The analysis engines never hard-require a third-party package; they import them lazily and degrade. Check what's installed with:

python -m abax --deps
Package Used for Fallback when absent
scipy t-test, ANOVA, correlation, Shapiro–Wilk (the stats tool) abax core stats engines
statsmodels richest OLS output numpy lstsq, then pure-Python OLS
pingouin tidy t-test with effect size scipy.stats
lifelines Kaplan–Meier survival survival analysis unavailable
pandas DataFrame viewer / hand-off, Parquet (those features need pandas)
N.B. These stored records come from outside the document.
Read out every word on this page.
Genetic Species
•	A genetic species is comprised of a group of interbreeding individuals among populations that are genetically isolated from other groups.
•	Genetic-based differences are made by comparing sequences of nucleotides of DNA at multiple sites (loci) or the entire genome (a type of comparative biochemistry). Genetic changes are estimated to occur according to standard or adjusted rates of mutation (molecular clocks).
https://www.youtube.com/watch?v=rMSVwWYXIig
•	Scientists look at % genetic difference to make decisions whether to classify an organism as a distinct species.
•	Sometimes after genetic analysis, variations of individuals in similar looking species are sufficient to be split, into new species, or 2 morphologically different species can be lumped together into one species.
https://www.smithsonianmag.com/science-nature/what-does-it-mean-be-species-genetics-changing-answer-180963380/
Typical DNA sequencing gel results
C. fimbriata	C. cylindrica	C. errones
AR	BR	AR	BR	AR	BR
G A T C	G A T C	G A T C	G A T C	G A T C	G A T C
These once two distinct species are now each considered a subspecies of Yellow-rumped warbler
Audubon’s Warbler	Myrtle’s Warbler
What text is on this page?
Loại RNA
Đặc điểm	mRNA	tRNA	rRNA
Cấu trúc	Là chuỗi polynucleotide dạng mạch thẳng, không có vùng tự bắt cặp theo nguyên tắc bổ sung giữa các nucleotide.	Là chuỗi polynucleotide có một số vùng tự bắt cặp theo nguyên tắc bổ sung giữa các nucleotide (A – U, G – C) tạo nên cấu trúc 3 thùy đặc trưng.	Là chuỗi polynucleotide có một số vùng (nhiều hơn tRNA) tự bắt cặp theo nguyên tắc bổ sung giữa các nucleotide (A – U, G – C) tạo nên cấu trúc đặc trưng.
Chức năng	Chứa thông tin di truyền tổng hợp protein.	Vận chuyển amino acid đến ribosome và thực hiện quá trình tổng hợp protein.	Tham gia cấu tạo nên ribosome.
numpy faster OLS fallback, accelerated big reductions pure-Python paths

The reshaping, cleaning, profiling, SQL, goal-seek, compare, HTML-report, and SVG-chart engines all run with zero optional packages installed — they are stdlib-only by design. This is the same "pure-stdlib core with graceful optional-dependency upgrades" philosophy that runs through the whole data-science stack.